Can I breed father to daughter?

Fwoof

Crowing
Jun 13, 2022
1,490
5,861
386
I'm planning on hatching my own eggs this year, and I'd like to incubate the eggs of my two Sebright/OEGB crosses. I just moved my rooster to their coop (it only contains the Sebright crosses and a senior Buff Orpington) today and he's doing great with them. My two bantams I want to breed are very wary of him but I'm introducing him early so they have time to warm up to him (also because one of the girls is broody and I want her to be laying eggs once she's used to the roo's company). My rooster is very polite with the ladies and I've successfully bred eight chicks with him before (six turned out to be roosters, but oh well they were fun to have 😆).

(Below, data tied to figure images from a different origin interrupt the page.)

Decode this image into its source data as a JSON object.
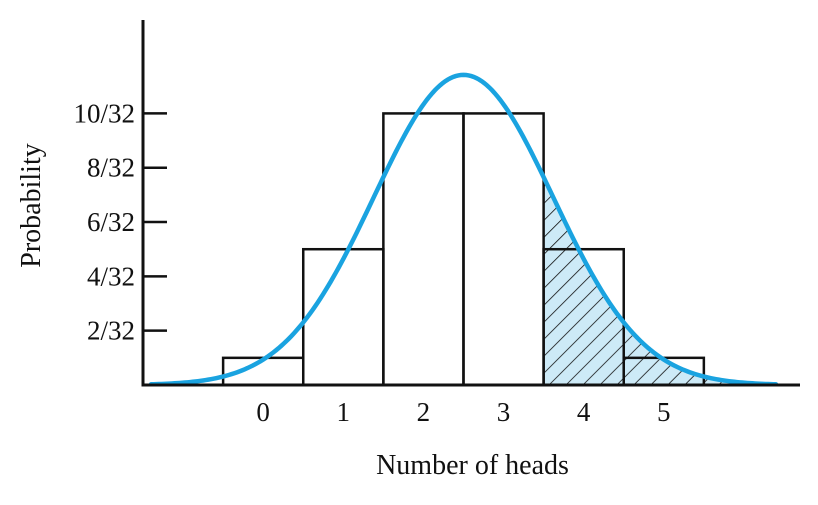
{
  "chart_data": {
    "type": "bar",
    "title": "",
    "xlabel": "Number of heads",
    "ylabel": "Probability",
    "categories": [
      0,
      1,
      2,
      3,
      4,
      5
    ],
    "category_labels": [
      "0",
      "1",
      "2",
      "3",
      "4",
      "5"
    ],
    "series": [
      {
        "values": [
          0.03125,
          0.15625,
          0.3125,
          0.3125,
          0.15625,
          0.03125
        ]
      }
    ],
    "y_ticks": [
      0.0625,
      0.125,
      0.1875,
      0.25,
      0.3125
    ],
    "y_tick_labels": [
      "2/32",
      "4/32",
      "6/32",
      "8/32",
      "10/32"
    ],
    "xlim": [
      -1.5,
      6.7
    ],
    "ylim": [
      0,
      0.42
    ],
    "overlay_curve": {
      "type": "normal",
      "mean": 2.5,
      "sd": 1.118,
      "x_range": [
        -1.4,
        6.4
      ]
    },
    "shaded_region": {
      "x_from": 3.5,
      "pattern": "diagonal-hatch",
      "fill": "#cdeaf7"
    },
    "grid": false,
    "colors": {
      "curve": "#1aa3e0",
      "shade": "#cdeaf7",
      "bars": "#111111",
      "axis": "#111111"
    }
  }
}
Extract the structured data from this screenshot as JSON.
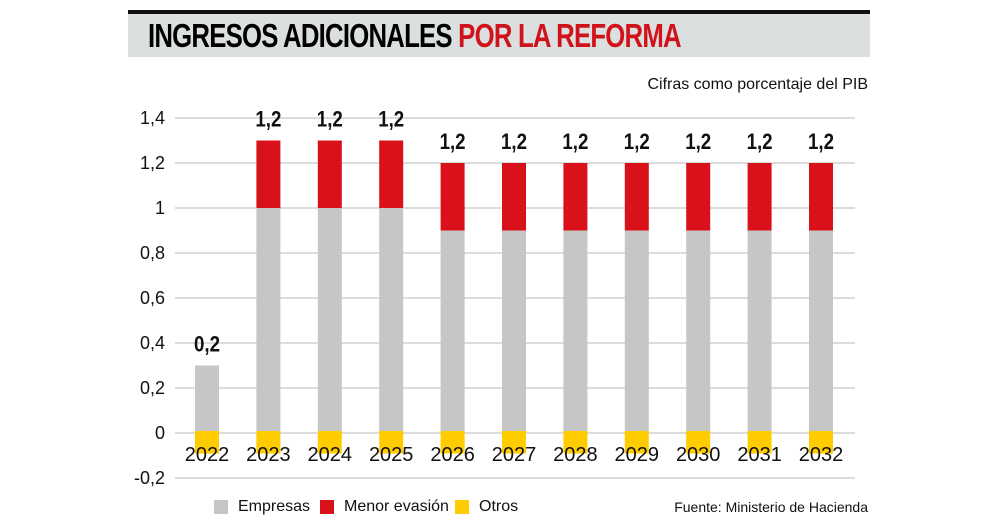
{
  "title_part1": "INGRESOS ADICIONALES",
  "title_part2": "POR LA REFORMA",
  "subtitle": "Cifras como porcentaje del PIB",
  "source": "Fuente: Ministerio de Hacienda",
  "colors": {
    "empresas": "#c6c6c6",
    "menor_evasion": "#d9111a",
    "otros": "#ffcc00",
    "title_red": "#d0121b"
  },
  "chart_data": {
    "type": "bar",
    "stacked": true,
    "title": "INGRESOS ADICIONALES POR LA REFORMA",
    "ylabel": "Cifras como porcentaje del PIB",
    "ylim": [
      -0.2,
      1.4
    ],
    "yticks": [
      "-0,2",
      "0",
      "0,2",
      "0,4",
      "0,6",
      "0,8",
      "1",
      "1,2",
      "1,4"
    ],
    "ytick_values": [
      -0.2,
      0,
      0.2,
      0.4,
      0.6,
      0.8,
      1,
      1.2,
      1.4
    ],
    "grid": true,
    "legend_position": "bottom-left",
    "categories": [
      "2022",
      "2023",
      "2024",
      "2025",
      "2026",
      "2027",
      "2028",
      "2029",
      "2030",
      "2031",
      "2032"
    ],
    "series": [
      {
        "name": "Empresas",
        "values": [
          0.3,
          1.0,
          1.0,
          1.0,
          0.9,
          0.9,
          0.9,
          0.9,
          0.9,
          0.9,
          0.9
        ]
      },
      {
        "name": "Menor evasión",
        "values": [
          0,
          0.3,
          0.3,
          0.3,
          0.3,
          0.3,
          0.3,
          0.3,
          0.3,
          0.3,
          0.3
        ]
      },
      {
        "name": "Otros",
        "values": [
          -0.1,
          -0.1,
          -0.1,
          -0.1,
          -0.1,
          -0.1,
          -0.1,
          -0.1,
          -0.1,
          -0.1,
          -0.1
        ]
      }
    ],
    "totals": [
      "0,2",
      "1,2",
      "1,2",
      "1,2",
      "1,2",
      "1,2",
      "1,2",
      "1,2",
      "1,2",
      "1,2",
      "1,2"
    ]
  }
}
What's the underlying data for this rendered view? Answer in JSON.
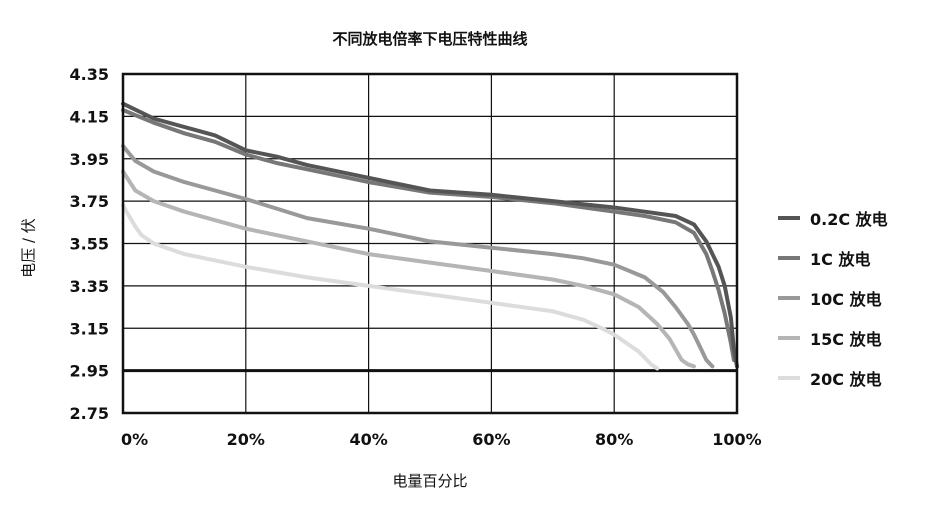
{
  "chart_data": {
    "type": "line",
    "title": "不同放电倍率下电压特性曲线",
    "xlabel": "电量百分比",
    "ylabel": "电压 / 伏",
    "x_ticks": [
      "0%",
      "20%",
      "40%",
      "60%",
      "80%",
      "100%"
    ],
    "y_ticks": [
      "2.75",
      "2.95",
      "3.15",
      "3.35",
      "3.55",
      "3.75",
      "3.95",
      "4.15",
      "4.35"
    ],
    "xlim": [
      0,
      100
    ],
    "ylim": [
      2.75,
      4.35
    ],
    "grid": true,
    "legend_position": "right",
    "series": [
      {
        "name": "0.2C 放电",
        "color": "#555555",
        "x": [
          0,
          5,
          10,
          15,
          20,
          25,
          30,
          40,
          50,
          60,
          70,
          80,
          85,
          90,
          93,
          95,
          97,
          98,
          99,
          99.5,
          100
        ],
        "y": [
          4.21,
          4.14,
          4.1,
          4.06,
          3.99,
          3.96,
          3.92,
          3.86,
          3.8,
          3.78,
          3.75,
          3.72,
          3.7,
          3.68,
          3.64,
          3.56,
          3.44,
          3.35,
          3.2,
          3.05,
          2.97
        ]
      },
      {
        "name": "1C 放电",
        "color": "#777777",
        "x": [
          0,
          5,
          10,
          15,
          20,
          25,
          30,
          40,
          50,
          60,
          70,
          80,
          85,
          90,
          93,
          95,
          96,
          97,
          98,
          99,
          99.5
        ],
        "y": [
          4.18,
          4.12,
          4.07,
          4.03,
          3.97,
          3.93,
          3.9,
          3.84,
          3.79,
          3.77,
          3.74,
          3.7,
          3.68,
          3.65,
          3.6,
          3.5,
          3.42,
          3.33,
          3.22,
          3.08,
          3.0
        ]
      },
      {
        "name": "10C 放电",
        "color": "#999999",
        "x": [
          0,
          2,
          5,
          10,
          15,
          20,
          30,
          40,
          50,
          60,
          70,
          75,
          80,
          85,
          88,
          90,
          92,
          93,
          94,
          95,
          96
        ],
        "y": [
          4.01,
          3.94,
          3.89,
          3.84,
          3.8,
          3.76,
          3.67,
          3.62,
          3.56,
          3.53,
          3.5,
          3.48,
          3.45,
          3.39,
          3.32,
          3.25,
          3.17,
          3.12,
          3.06,
          3.0,
          2.97
        ]
      },
      {
        "name": "15C 放电",
        "color": "#b5b5b5",
        "x": [
          0,
          2,
          5,
          10,
          15,
          20,
          30,
          40,
          50,
          60,
          70,
          75,
          80,
          84,
          87,
          89,
          90,
          91,
          92,
          93
        ],
        "y": [
          3.89,
          3.8,
          3.75,
          3.7,
          3.66,
          3.62,
          3.56,
          3.5,
          3.46,
          3.42,
          3.38,
          3.35,
          3.31,
          3.25,
          3.17,
          3.1,
          3.05,
          3.0,
          2.98,
          2.97
        ]
      },
      {
        "name": "20C 放电",
        "color": "#dcdcdc",
        "x": [
          0,
          1,
          2,
          3,
          5,
          10,
          15,
          20,
          30,
          40,
          50,
          60,
          70,
          75,
          78,
          80,
          82,
          84,
          85,
          86,
          87
        ],
        "y": [
          3.73,
          3.68,
          3.63,
          3.59,
          3.55,
          3.5,
          3.47,
          3.44,
          3.39,
          3.35,
          3.31,
          3.27,
          3.23,
          3.19,
          3.15,
          3.12,
          3.08,
          3.04,
          3.01,
          2.98,
          2.96
        ]
      }
    ]
  }
}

One problem: the rooster is these two girls' father. Would breeding father to daughter cause any health issues in the offspring? I'd like to ask before I consider incubating.
Thank you so much in advance!!!
 
Breeding father to daughter is fine.
Thank you!
Today didn't go as well as I had hoped for (my girls were all NOPE whenever my roo even came near them). The only one who was cool with him was my buff orp and she's not even laying eggs anymore! 😆
Anybody please feel free to still share any info on breeding though, I'd appreciate it!
 
If they aren't already related, one inbred crossing probably won't result in a lot of issues. But inbreeding in general will cause problems down the line with chickens like with anything else. I don't know why so many people act like it's no problem. It can be fine for a while, but the more generations you pile up, the higher the chances of problems, and they may not be immediately obvious - subtle things like reduced fertility, reduced lifespan (because of genetic/health problems you can't see) etc. Chickens are so hard to diagnose, and are so notorious for dying "for no reason", that people will often shrug and just write it off as "died of unknown causes", and continue thinking that inbreeding is okay, when that may very well have been the underlying cause. That's why fancy breeds with small gene pools often have so many health issues or die young. Serious breeders will at least get a fresh new rooster every 2-3 generations.